Outlined here is the following genealogy (with ages):

Adam (930) to
Seth (912) to
Enosh (905) to
Kenan [and the lesser-known sibling Kel...] (910) to
Mahalalel (895) to
Jared (962) to
Enoch (365) to
Methusaleh (969) to
Lamech (777) to

Pretty straight forward genealogy except for the fact that these people are living almost a millennium each. I really just cannot see any way to accept this as anything other than a myth. Oh, back before the Flood, people lived sooo long! Yeah, so did the Númenóreans of Middle Earth. Also of note is Enoch, who is famous for being taken by God rather than dying. It doesn't say here why Enoch was taken or anything, just that he walked with God and was no more. Something that also stood out to me was that Lamech lived to be 777. Seven is a holy number in the Bible (or so I was taught, as evidence by instructions to forgive "seven times seven" and such), so is there any significance to the fact that Lamech lives to such an age? Perhaps because he was Noah's father he was an accorded a special status of some sort. Also, this is obviously a different Lamech than Cain's son, but the first repetition of names so far. Perhaps an oral tradition getting muddled?

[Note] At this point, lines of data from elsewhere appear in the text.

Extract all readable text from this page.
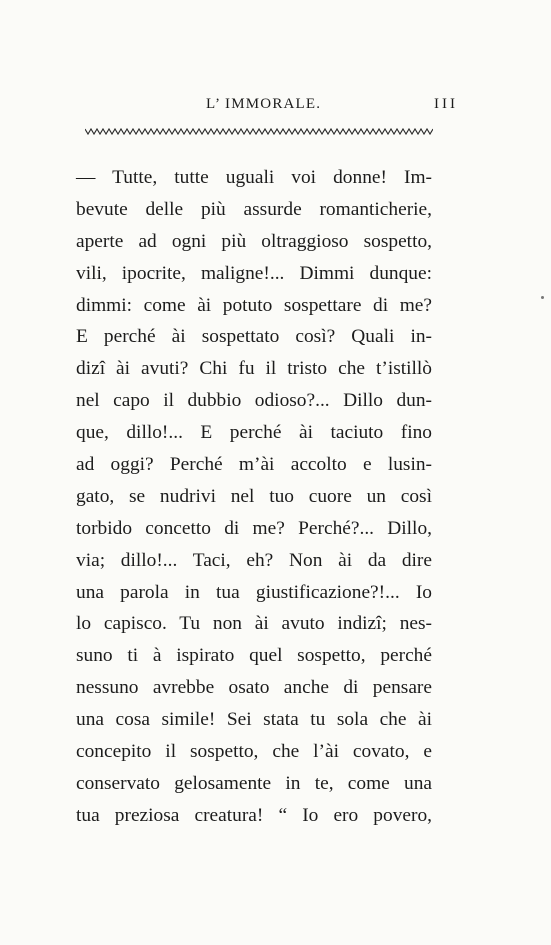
L’ IMMORALE.	III
— Tutte, tutte uguali voi donne! Im-
bevute delle più assurde romanticherie,
aperte ad ogni più oltraggioso sospetto,
vili, ipocrite, maligne!... Dimmi dunque:
dimmi: come ài potuto sospettare di me?
E perché ài sospettato così? Quali in-
dizî ài avuti? Chi fu il tristo che t’istillò
nel capo il dubbio odioso?... Dillo dun-
que, dillo!... E perché ài taciuto fino
ad oggi? Perché m’ài accolto e lusin-
gato, se nudrivi nel tuo cuore un così
torbido concetto di me? Perché?... Dillo,
via; dillo!... Taci, eh? Non ài da dire
una parola in tua giustificazione?!... Io
lo capisco. Tu non ài avuto indizî; nes-
suno ti à ispirato quel sospetto, perché
nessuno avrebbe osato anche di pensare
una cosa simile! Sei stata tu sola che ài
concepito il sospetto, che l’ài covato, e
conservato gelosamente in te, come una
tua preziosa creatura! “ Io ero povero,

The chapter ends by mentioning that Noah, at the age of 500, has 3 sons, Shem, Ham, and Japheth. How many of us can even hope to be fertile at 50?

A boring chapter, overall, but I think it's another chink in the armor of literalness. Not that anyone with half a rational brain takes this stuff literally, but it boggles my mind to read this and think that anyone thinks this is 100% true. My faith in humankind is slowly sinking by the verse.


Hopefully the next chapter will be more entertaining!